How Do Pronation, Overpronation, and Supination Affect Your Gait?

Choose Shoes for Your Walking or Running Gait

Pronation - Neutral - Supination
Pronation - Neutral - Supination. By Ducky2315 (Own work) [CC-BY-SA-3.0], via Wikimedia Commons

Pronation, overpronation, and supination are terms that relate to your foot and ankle motion as you walk or run. Your foot is designed to flatten when it hits the ground and roll inward with each step, which is known as pronation. This disperses the shock of hitting the ground. But many people have a gait with too little inward roll—supination, or too much inward roll—overpronation. Neither is ideal for walkers and runners but the right kind of shoes or insoles can help guide the foot to a more neutral gait.

You can do a little screening by checking the wear pattern on the soles of your shoes, as overpronation and supination will have distinct patterns. If you shop at a good quality athletic shoe store, the shoe experts will usually look at the soles of your shoes and watch you walk and run before recommending what kind of shoe you should wear.

Pronation

  • After initial ground contact, the foot is designed to roll inward to disperse shock
  • Overpronators roll in too much. This causes excessive movement of the foot and lower leg. Motion control shoes and orthotics are designed to correct this excessive movement.
  • Underpronators (supinators) have feet that don't roll enough after ground contact. They benefit more from flexible shoes.
  • Your gait may be neutral, with just the right amount of pronation. In that case, you can simply buy neutral running or walking shoes.

Overpronation

  • Definition: Overpronation is an excessive inward roll of the foot after landing a step. The foot continues to roll when it should be pushing off. This twists the foot, shin, and knee and can cause pain in all those areas.
  • Signs: You will see excessive wear on the inner side of your running shoes. Your shoes will tilt inward if you place them on a flat surface. Knock knees or flat feet contribute to overpronation. See more ways to determine whether you are an overpronator.
  • Solutions: Wear shoes with straight or semi-curved lasts. Motion-control or stability shoes with firm, multi-density midsoles and external control features that limit pronation are best. Over-the-counter orthotics or arch supports can help as well. Overpronation causes extra stress and tightness to the muscles, so do a little extra stretching. See: Top Picks for Motion Control Shoes

    Supination (Underpronation)

    • Definition: Supination is an insufficient inward roll of the foot after landing a step. This places extra stress on the foot and leg as the shock isn't as well distributed across the whole foot.
    • Signs: Your shoes will show excessive wear on the entire outside edge, with the side of the shoe becoming overstretched. Your shoes will tilt outward when placed on a flat surface. High arches and tight Achilles tendons contribute to supination.
    • Solutions: Wear shoes with curved lasts to allow pronation. Lightweight trainers allow more foot motion. Check for flexibility on the inner side of the shoe. You may also want to look for cushioned shoes rather than minimalist designs so you will have more shock-absorbtion. Supinators should do extra stretching for the calves, hamstrings, quads and iliotibial band.

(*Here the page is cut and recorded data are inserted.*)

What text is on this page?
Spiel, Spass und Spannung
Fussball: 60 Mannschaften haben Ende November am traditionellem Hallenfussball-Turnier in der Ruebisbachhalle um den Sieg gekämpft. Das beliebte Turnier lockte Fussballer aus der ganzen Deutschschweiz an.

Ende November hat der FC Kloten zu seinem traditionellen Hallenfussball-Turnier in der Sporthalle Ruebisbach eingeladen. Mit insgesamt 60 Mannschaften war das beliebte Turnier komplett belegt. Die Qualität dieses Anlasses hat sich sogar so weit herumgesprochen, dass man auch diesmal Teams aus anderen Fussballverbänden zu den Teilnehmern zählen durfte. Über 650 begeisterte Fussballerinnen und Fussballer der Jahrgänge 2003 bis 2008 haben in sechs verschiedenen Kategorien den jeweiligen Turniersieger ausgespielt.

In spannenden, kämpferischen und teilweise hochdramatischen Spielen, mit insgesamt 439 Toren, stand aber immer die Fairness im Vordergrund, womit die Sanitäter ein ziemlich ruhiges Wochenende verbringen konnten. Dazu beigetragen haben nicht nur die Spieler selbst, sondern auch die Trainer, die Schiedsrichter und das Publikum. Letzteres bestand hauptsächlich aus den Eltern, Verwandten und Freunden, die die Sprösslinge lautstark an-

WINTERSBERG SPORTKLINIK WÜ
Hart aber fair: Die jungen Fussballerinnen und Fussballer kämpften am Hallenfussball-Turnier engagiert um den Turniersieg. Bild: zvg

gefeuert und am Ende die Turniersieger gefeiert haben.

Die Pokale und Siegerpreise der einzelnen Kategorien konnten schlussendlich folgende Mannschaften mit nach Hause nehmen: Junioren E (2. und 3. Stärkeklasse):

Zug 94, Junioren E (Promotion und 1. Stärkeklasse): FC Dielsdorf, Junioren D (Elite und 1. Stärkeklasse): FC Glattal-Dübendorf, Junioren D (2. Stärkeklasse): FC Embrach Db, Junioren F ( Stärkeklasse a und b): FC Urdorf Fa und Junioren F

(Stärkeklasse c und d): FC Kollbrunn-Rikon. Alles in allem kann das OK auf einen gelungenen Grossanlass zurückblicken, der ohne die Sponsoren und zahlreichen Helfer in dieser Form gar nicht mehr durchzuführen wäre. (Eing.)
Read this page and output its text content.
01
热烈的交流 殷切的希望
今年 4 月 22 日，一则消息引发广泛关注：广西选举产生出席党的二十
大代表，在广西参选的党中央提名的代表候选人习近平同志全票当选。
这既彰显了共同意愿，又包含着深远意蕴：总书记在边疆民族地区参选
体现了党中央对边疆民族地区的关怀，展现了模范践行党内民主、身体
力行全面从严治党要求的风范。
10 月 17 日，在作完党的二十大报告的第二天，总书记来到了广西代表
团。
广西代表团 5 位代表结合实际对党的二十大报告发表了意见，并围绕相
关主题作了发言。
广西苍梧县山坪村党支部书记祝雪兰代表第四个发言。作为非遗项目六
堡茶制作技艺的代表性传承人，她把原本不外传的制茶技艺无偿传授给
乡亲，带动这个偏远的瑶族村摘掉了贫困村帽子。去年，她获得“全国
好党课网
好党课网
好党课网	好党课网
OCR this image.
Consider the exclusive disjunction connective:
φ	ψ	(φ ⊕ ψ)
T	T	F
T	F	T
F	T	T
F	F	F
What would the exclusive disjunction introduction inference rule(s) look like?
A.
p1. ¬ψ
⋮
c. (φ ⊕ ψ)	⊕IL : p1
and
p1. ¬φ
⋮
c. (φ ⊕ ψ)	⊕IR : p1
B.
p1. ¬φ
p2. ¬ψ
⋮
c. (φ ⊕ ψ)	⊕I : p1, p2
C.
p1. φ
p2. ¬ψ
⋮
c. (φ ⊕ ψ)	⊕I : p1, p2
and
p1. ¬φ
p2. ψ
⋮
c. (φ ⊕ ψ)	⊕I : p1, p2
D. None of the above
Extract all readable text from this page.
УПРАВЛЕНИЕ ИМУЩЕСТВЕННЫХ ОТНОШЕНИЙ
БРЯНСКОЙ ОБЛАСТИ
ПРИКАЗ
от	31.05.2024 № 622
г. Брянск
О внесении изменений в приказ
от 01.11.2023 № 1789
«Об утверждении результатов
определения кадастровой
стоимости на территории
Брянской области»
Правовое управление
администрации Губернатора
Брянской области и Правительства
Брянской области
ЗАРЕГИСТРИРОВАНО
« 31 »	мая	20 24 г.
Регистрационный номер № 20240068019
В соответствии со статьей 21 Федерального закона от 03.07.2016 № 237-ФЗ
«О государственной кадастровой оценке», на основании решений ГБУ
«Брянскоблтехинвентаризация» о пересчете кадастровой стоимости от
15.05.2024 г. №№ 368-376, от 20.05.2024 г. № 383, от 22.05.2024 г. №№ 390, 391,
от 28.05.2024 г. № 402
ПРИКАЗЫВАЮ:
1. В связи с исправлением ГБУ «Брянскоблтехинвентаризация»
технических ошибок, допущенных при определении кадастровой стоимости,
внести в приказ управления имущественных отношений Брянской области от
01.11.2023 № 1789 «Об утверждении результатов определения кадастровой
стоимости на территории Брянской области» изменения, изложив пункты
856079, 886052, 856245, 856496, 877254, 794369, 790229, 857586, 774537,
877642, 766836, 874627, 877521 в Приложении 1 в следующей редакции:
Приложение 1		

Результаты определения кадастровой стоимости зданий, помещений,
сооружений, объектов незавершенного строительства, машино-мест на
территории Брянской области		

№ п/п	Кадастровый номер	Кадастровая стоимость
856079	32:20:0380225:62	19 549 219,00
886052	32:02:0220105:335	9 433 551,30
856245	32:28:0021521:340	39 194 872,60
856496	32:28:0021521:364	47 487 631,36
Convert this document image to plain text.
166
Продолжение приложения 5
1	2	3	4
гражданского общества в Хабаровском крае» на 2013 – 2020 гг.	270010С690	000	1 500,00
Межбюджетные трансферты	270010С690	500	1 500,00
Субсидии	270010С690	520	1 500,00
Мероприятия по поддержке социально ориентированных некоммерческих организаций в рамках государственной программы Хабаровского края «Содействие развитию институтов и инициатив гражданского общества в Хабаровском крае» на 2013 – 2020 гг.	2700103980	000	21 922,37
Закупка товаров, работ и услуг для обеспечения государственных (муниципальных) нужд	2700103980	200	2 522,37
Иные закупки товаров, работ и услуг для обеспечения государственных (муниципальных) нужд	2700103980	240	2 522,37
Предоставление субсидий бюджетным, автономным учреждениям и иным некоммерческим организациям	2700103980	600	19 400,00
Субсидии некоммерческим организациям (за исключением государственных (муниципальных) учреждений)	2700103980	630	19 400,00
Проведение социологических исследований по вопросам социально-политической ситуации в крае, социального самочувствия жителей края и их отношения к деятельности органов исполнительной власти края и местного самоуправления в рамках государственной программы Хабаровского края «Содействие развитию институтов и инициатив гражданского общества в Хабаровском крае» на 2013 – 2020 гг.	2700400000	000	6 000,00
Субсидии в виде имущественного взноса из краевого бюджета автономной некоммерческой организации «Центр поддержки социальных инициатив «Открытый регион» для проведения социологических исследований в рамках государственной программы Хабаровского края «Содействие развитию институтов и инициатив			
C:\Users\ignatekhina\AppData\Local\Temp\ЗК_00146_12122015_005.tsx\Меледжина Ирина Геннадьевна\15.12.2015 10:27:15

    Experts to Help You Determine Your Gait

    Self-diagnosis is one thing, but nothing beats finding a specialist to analyze your gait. Where can you find one? The good news is that you can usually get a gait check for free at athletic shoe stores and specialty insole stores.

    Look for the technical athletic shoe store in your area. This will be a store that caters to serious runners and walkers.

    The salespeople will be specialists in fitting you for the right athletic shoes. Their goal is to sell you the right shoe rather than the most expensive or most trendy. They want repeat customers. Often, these stores sponsor local runs and marathons. Call or email them to ask whether assess your gait when fitting you for shoes.

    Specialty insole and foot health stores may also offer foot analysis and check your gait as part of recommending insoles or shoe modifications. Some outdoor stores, such as REI, will also analyze your gait when they recommend footwear.

    A Word From Verywell

    If you enjoy walking or running for fitness, your shoes are your most important piece of gear.

    No matter what your gait, you will benefit by getting well-designed shoes. See more about how to choose walking shoes.

    Sources:

    How to "Read" Your Footprint. American Orthopaedic Foot & Ankle Society. http://www.aofas.org/footcaremd/how-to/foot-health/Pages/How-to-Read-Your-Footprint.aspx

    Tweed JL, Campbell JA, Avil SJ. Biomechanical Risk Factors in the Development of Medial Tibial Stress Syndrome in Distance Runners. Journal of the American Podiatric Medical Association: November 2008, Vol. 98, No. 6, pp. 436-444.